When we fail to set boundaries and hold people accountable, we feel used and mistreated.
Brené Brown
The holiday season is a time for family, friends, and loved ones. And it’s known for being a time for celebrations and traditions. But it can also be a time of stress and tension. If you’re not careful, the holidays can quickly become a minefield of difficult personalities and stressful situations. That’s why it’s so important to establish personal boundaries and learn how to handle difficult personalities before the holiday season gets underway.
Here are a few tips to help you manage stress and set healthy boundaries during the holidays:
What are Personal Boundaries?
Personal boundaries are the limits we set for ourselves in order to feel safe and comfortable in our relationships with others. We all have different comfort levels when it comes to physical space, emotional intimacy, and sharing personal information. It is important to be aware of our own personal boundaries and to respect the boundaries of others.
How to Set Personal Boundaries
There is no “right” way to set personal boundaries. What works for someone else might not work for you. It is important to be clear and direct when communicating your needs to others. We can use “I” statements to assert what we need without placing blame on anyone else. For example, “I need some time alone” or “I would appreciate you listening to me without interrupting me.” Keep in mind that it is okay to change your mind about what you are comfortable with at any given situation.
It is also important to be mindful of how our words and actions might be perceived by others. If we say one thing but our body language says something different, people will likely believe our nonverbal cues over our words. For example, if you want someone to back off physically, you might say “no” while simultaneously moving away from them.

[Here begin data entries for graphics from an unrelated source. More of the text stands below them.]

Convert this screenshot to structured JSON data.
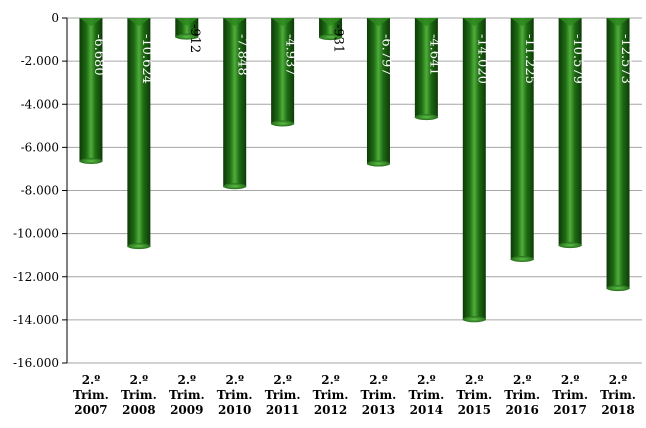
{
  "chart_data": {
    "type": "bar",
    "categories": [
      [
        "2.º",
        "Trim.",
        "2007"
      ],
      [
        "2.º",
        "Trim.",
        "2008"
      ],
      [
        "2.º",
        "Trim.",
        "2009"
      ],
      [
        "2.º",
        "Trim.",
        "2010"
      ],
      [
        "2.º",
        "Trim.",
        "2011"
      ],
      [
        "2.º",
        "Trim.",
        "2012"
      ],
      [
        "2.º",
        "Trim.",
        "2013"
      ],
      [
        "2.º",
        "Trim.",
        "2014"
      ],
      [
        "2.º",
        "Trim.",
        "2015"
      ],
      [
        "2.º",
        "Trim.",
        "2016"
      ],
      [
        "2.º",
        "Trim.",
        "2017"
      ],
      [
        "2.º",
        "Trim.",
        "2018"
      ]
    ],
    "values": [
      -6680,
      -10624,
      -912,
      -7848,
      -4937,
      -931,
      -6797,
      -4641,
      -14020,
      -11225,
      -10579,
      -12573
    ],
    "data_labels": [
      "-6.680",
      "-10.624",
      "-912",
      "-7.848",
      "-4.937",
      "-931",
      "-6.797",
      "-4.641",
      "-14.020",
      "-11.225",
      "-10.579",
      "-12.573"
    ],
    "ylim": [
      -16000,
      0
    ],
    "yticks": [
      0,
      -2000,
      -4000,
      -6000,
      -8000,
      -10000,
      -12000,
      -14000,
      -16000
    ],
    "ytick_labels": [
      "0",
      "-2.000",
      "-4.000",
      "-6.000",
      "-8.000",
      "-10.000",
      "-12.000",
      "-14.000",
      "-16.000"
    ],
    "grid": true,
    "bar_color": "#1f6b14",
    "bar_highlight": "#4fae3a",
    "bar_shadow": "#0d3a08"
  }
}
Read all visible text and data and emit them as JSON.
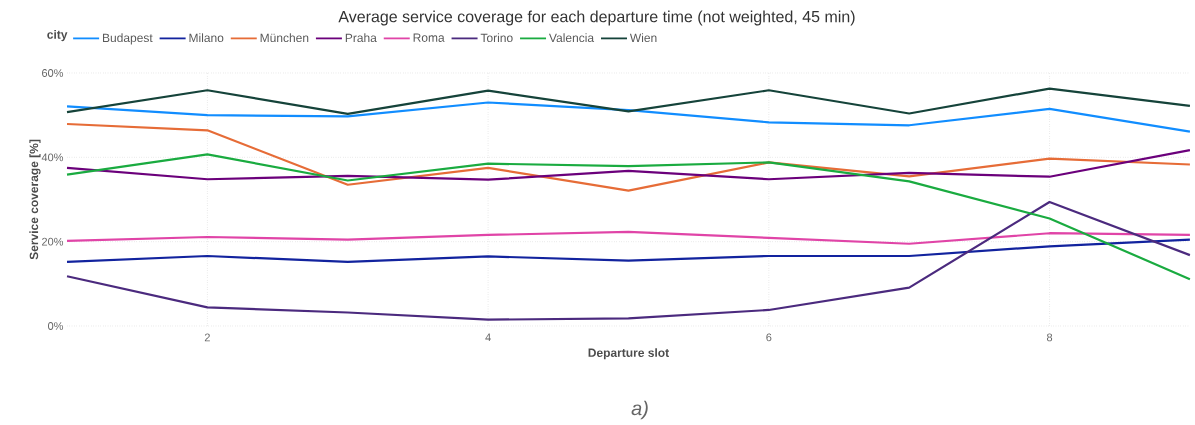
{
  "chart_data": {
    "type": "line",
    "title": "Average service coverage for each departure time (not weighted, 45 min)",
    "xlabel": "Departure slot",
    "ylabel": "Service coverage [%]",
    "legend_title": "city",
    "annotations": [
      "*a)*"
    ],
    "x": [
      1,
      2,
      3,
      4,
      5,
      6,
      7,
      8,
      9
    ],
    "series": [
      {
        "name": "Budapest",
        "color": "#118dff",
        "values": [
          52.1,
          50.0,
          49.7,
          53.0,
          51.2,
          48.3,
          47.6,
          51.5,
          46.1
        ]
      },
      {
        "name": "Milano",
        "color": "#12239e",
        "values": [
          15.2,
          16.6,
          15.2,
          16.5,
          15.5,
          16.6,
          16.6,
          18.9,
          20.5
        ]
      },
      {
        "name": "München",
        "color": "#e66c37",
        "values": [
          47.9,
          46.4,
          33.5,
          37.5,
          32.1,
          38.8,
          35.5,
          39.7,
          38.3
        ]
      },
      {
        "name": "Praha",
        "color": "#6b007b",
        "values": [
          37.5,
          34.8,
          35.6,
          34.7,
          36.8,
          34.8,
          36.3,
          35.4,
          41.7
        ]
      },
      {
        "name": "Roma",
        "color": "#e044a7",
        "values": [
          20.2,
          21.1,
          20.5,
          21.6,
          22.3,
          20.9,
          19.5,
          22.0,
          21.6
        ]
      },
      {
        "name": "Torino",
        "color": "#4b2a7e",
        "values": [
          11.8,
          4.4,
          3.2,
          1.5,
          1.8,
          3.8,
          9.1,
          29.4,
          16.8
        ]
      },
      {
        "name": "Valencia",
        "color": "#1aab40",
        "values": [
          35.9,
          40.7,
          34.5,
          38.5,
          37.9,
          38.8,
          34.3,
          25.5,
          11.1
        ]
      },
      {
        "name": "Wien",
        "color": "#15433a",
        "values": [
          50.7,
          55.9,
          50.3,
          55.8,
          50.9,
          55.9,
          50.4,
          56.3,
          52.2
        ]
      }
    ],
    "xlim": [
      1,
      9
    ],
    "ylim": [
      0,
      60
    ],
    "xticks": [
      2,
      4,
      6,
      8
    ],
    "yticks": [
      {
        "value": 0,
        "label": "0%"
      },
      {
        "value": 20,
        "label": "20%"
      },
      {
        "value": 40,
        "label": "40%"
      },
      {
        "value": 60,
        "label": "60%"
      }
    ],
    "grid": true,
    "legend": "top left",
    "marker": "none",
    "line_style": "solid"
  }
}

Dealing with Difficult Personalities
The holidays are a time when we are often around people who we don’t see very often or who we don’t get along with very well. We might feel obligated to spend time with them because they are family or because it is the “holiday spirit.” However, if spending time with certain people makes us uncomfortable, it is okay to set limits on how much time we spend with them or even if we spend time with them at all. Remember that we cannot control how others behave but we can control how we respond to them.
Plan Ahead
One of the best ways to manage stress is to plan ahead. This means creating a budget for gifts, getting your travel arrangements in order, and setting aside time for yourself. By planning ahead, you’ll be able to focus on enjoying the holiday season instead of scrambling to get everything done at the last minute.
Create a Support System
Another great way to manage stress is to create a support system of family and friends who you can rely on during difficult times. This support system can be a shoulder to cry on when things get tough or simply someone to vent to when needed. Having people you can rely on will make a world of difference during the holiday season.
Take Time for Yourself
Finally, don’t forget to take time for yourself during the holiday season. It’s easy to get caught up in the hustle and bustle of parties, shopping, and cooking. But if you don’t take some time out for yourself, you’re likely to end up feeling frazzled and stressed. So take some time each day to do something that you enjoy, whether it’s reading, taking a walk, or simply taking a few minutes to relax. You’ll be glad you did!
The holiday season is a wonderful time of year but it can also be quite stressful. If you’re not careful, the holidays can quickly become a minefield of difficult personalities and stressful situations. That’s why it’s so important to establish personal boundaries and learn how to handle difficult personalities before the holiday season gets underway. By following these tips, you’ll be able to manage stress during the holidays and enjoy this special time of year with family and friends.